Nella realtà quello che accade è più complicato, il reddito non è invariante con l’imposizione e ci sono parecchi altri fenomeni da considerare, resta però il fatto che l’evasione droga il valore del marcato e permette di dare lavoro a più professionisti (o artigiani, o qualsiasi altra cosa) di quelli che il mercato sosterrebbe in condizioni di imposizione fiscale completa.

Quello che accade se improvvisamente l’imposizione fiscale è ripristinata ai livelli corretti dipende dal comportamento del rapporto prezzi-domanda ed è comunque del tutto equivalente ad una improvvisa contrazione del valore globale del mercato.

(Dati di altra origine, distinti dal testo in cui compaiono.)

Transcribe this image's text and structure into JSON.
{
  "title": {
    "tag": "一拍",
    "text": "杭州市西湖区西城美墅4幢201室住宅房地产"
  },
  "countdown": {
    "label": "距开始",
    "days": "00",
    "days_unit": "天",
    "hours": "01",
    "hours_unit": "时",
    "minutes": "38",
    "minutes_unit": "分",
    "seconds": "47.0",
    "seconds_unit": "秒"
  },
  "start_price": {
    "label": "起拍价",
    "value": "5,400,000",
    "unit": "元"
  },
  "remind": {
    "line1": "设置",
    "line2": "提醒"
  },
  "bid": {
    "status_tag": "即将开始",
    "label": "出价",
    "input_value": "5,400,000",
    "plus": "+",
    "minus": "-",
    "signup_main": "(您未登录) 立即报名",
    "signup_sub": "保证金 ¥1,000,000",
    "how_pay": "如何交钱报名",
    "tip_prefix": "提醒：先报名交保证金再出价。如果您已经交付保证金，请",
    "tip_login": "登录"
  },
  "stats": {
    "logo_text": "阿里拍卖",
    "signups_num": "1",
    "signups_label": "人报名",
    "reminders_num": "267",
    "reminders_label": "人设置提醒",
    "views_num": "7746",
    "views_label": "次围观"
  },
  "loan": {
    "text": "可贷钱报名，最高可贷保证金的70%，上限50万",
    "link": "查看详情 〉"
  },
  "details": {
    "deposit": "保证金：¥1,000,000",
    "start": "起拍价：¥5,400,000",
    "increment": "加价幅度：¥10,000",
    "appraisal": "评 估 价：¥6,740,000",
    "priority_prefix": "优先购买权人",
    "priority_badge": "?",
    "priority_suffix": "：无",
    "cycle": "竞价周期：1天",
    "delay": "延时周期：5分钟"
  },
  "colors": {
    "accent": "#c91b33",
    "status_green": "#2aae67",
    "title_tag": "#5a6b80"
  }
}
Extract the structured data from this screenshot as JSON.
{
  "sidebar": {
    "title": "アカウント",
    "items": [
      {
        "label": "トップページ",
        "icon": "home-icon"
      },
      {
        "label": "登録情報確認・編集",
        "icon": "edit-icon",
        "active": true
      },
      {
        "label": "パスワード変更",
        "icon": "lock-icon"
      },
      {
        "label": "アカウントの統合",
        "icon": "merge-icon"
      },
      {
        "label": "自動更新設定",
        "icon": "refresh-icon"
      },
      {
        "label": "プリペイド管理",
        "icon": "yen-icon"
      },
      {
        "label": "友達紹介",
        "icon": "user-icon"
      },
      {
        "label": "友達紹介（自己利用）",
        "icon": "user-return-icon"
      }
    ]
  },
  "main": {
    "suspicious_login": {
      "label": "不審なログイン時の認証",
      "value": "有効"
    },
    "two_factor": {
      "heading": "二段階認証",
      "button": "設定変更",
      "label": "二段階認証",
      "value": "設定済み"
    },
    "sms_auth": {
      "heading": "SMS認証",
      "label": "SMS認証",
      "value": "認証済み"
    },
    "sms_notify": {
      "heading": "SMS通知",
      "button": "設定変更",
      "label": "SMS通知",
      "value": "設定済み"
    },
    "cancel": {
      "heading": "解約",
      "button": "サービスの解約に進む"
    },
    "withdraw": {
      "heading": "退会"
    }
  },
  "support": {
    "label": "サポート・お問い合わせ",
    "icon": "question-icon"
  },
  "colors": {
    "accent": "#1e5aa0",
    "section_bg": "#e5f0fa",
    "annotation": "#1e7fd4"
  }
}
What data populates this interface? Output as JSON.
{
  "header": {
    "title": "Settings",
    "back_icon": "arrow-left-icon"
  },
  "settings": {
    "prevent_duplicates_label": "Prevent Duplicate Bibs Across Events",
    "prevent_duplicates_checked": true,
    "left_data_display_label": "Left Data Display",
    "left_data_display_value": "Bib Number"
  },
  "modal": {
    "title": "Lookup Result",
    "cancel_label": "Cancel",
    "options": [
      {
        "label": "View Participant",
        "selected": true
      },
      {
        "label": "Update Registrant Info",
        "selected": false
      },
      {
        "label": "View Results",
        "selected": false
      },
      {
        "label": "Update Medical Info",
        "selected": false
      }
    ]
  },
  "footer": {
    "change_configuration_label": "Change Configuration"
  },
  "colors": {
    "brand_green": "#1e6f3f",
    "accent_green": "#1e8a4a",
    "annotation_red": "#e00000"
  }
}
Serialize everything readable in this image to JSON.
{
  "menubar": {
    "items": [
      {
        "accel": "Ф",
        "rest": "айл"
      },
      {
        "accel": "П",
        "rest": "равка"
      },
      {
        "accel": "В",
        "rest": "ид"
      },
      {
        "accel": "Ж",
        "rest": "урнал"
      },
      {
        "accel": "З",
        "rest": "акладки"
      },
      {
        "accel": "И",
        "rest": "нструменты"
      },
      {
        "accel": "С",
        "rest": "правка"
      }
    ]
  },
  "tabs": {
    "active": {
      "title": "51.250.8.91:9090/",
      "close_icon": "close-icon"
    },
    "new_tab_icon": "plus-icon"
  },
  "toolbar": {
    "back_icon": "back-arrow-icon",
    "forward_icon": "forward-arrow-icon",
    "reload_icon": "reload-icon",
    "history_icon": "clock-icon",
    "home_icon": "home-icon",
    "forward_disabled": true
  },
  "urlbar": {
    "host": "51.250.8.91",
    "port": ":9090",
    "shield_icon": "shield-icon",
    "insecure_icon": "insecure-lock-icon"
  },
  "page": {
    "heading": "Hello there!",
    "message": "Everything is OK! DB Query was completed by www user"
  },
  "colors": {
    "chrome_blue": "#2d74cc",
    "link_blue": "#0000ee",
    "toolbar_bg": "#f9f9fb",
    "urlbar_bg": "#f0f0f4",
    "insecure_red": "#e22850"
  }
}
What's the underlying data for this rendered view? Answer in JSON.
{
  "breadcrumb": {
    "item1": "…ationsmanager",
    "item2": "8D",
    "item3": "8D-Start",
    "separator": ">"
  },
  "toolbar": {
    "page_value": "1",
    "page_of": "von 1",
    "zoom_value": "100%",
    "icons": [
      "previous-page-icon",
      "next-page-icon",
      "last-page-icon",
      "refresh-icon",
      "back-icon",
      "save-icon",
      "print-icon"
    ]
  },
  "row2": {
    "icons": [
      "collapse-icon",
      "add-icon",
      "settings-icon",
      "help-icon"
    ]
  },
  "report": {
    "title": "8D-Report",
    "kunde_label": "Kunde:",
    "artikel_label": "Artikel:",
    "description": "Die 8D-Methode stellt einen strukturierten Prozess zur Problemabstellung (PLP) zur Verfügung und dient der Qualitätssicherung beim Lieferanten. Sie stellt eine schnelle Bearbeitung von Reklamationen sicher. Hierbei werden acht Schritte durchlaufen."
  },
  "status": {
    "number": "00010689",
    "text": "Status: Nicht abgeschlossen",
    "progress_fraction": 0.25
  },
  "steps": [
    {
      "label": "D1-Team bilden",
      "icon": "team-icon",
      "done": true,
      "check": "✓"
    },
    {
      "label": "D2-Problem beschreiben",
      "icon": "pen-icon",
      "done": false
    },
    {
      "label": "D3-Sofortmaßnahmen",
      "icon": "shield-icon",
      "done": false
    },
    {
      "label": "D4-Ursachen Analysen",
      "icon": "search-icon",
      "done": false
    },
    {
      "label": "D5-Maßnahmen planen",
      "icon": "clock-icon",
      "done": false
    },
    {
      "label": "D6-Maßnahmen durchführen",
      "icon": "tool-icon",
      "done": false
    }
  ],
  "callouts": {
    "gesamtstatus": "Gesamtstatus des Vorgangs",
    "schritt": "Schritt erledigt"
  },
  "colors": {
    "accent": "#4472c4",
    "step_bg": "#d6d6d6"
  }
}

In particolare, in un mercato completamente regolato, in cui i professionisti non si fanno di fatto concorrenza a causa del calmiere sui prezzi e sui tipi di servizi posto per esempio dagli ordini professionali, si avrebbe un generale diminuzione del livello di vita dei professionisti stessi, mentre in un sistema con perfetta concorrenza, il mercato escluderebbe i professionisti di minor successo preservando il livello di vita di quelli che riescono a restare nel mercato stesso

Naturalmente la situazione reale sarebbe come sempre un via di mezzo, ma in ogni non sarebbe rosea per i nostri avvocati, neanche per quelli che hanno sempre pagato le tasse e si chiederebbero perché questa specie di disastro economico li sta colpendo.

Come si vede, il danno comportato dall’evasione è addirittura molto più vasto del semplice ammanco di denaro pubblico: è costituito da una generale distorsione del valore del mercato di beni e servizi che rende difficile eliminare in tempi stretti e con misure rigide l’evasione stessa, se non a prezzo di sofferenze sociali anche rilevanti, quando l’evasione è così diffusa come in Italia.

Questo non vuol dire che l’evasione non si può o non si deve recuperare: essa si può e si deve ridurre a livelli fisiologici, ma ciò non si può fare in modo banale, a meno di affrontare poi ripercussioni sociali difficilmente governabili.

Qualsiasi strategia efficace di lotta all’evasione deve essere una parte di una globale manovra di risanamento dello stato, che mentre riduce i privilegi e chiede sacrifici venga percepita come equa e necessaria da tutte le categorie ed alla lunga produca un generale miglioramento del livello e dell’efficienza dei servizi erogati dallo stato e della capacità dello stato stesso di affrontare le situazioni di crisi e di disagio.

Quindi la lotta all’evasione è certo una leva efficace e necessaria per il risanamento, ma non può essere l’unica. Ci si può chiedere allora come si può impostare una strategia più globale.

Dopo un ragionamento così pieno di cifre come quello fatto oggi, mi considero fortunato se qualche lettore ancora ha il coraggio di seguirmi, e sento la necessità di fare una pausa.

Nel prossimo numero di questa rubrica analizzeremo un poco più in dettaglio altre possibili leve di risanamento, cercando di intravedere quali siano le possibilità a disposizione di chi governa l’economia per condurre una manovra percepita dai più come equa ed insieme economicamente efficace.

Per il momento ringrazio tutti quelli che mi hanno seguito e gli do appuntamento al mio prossimo articolo.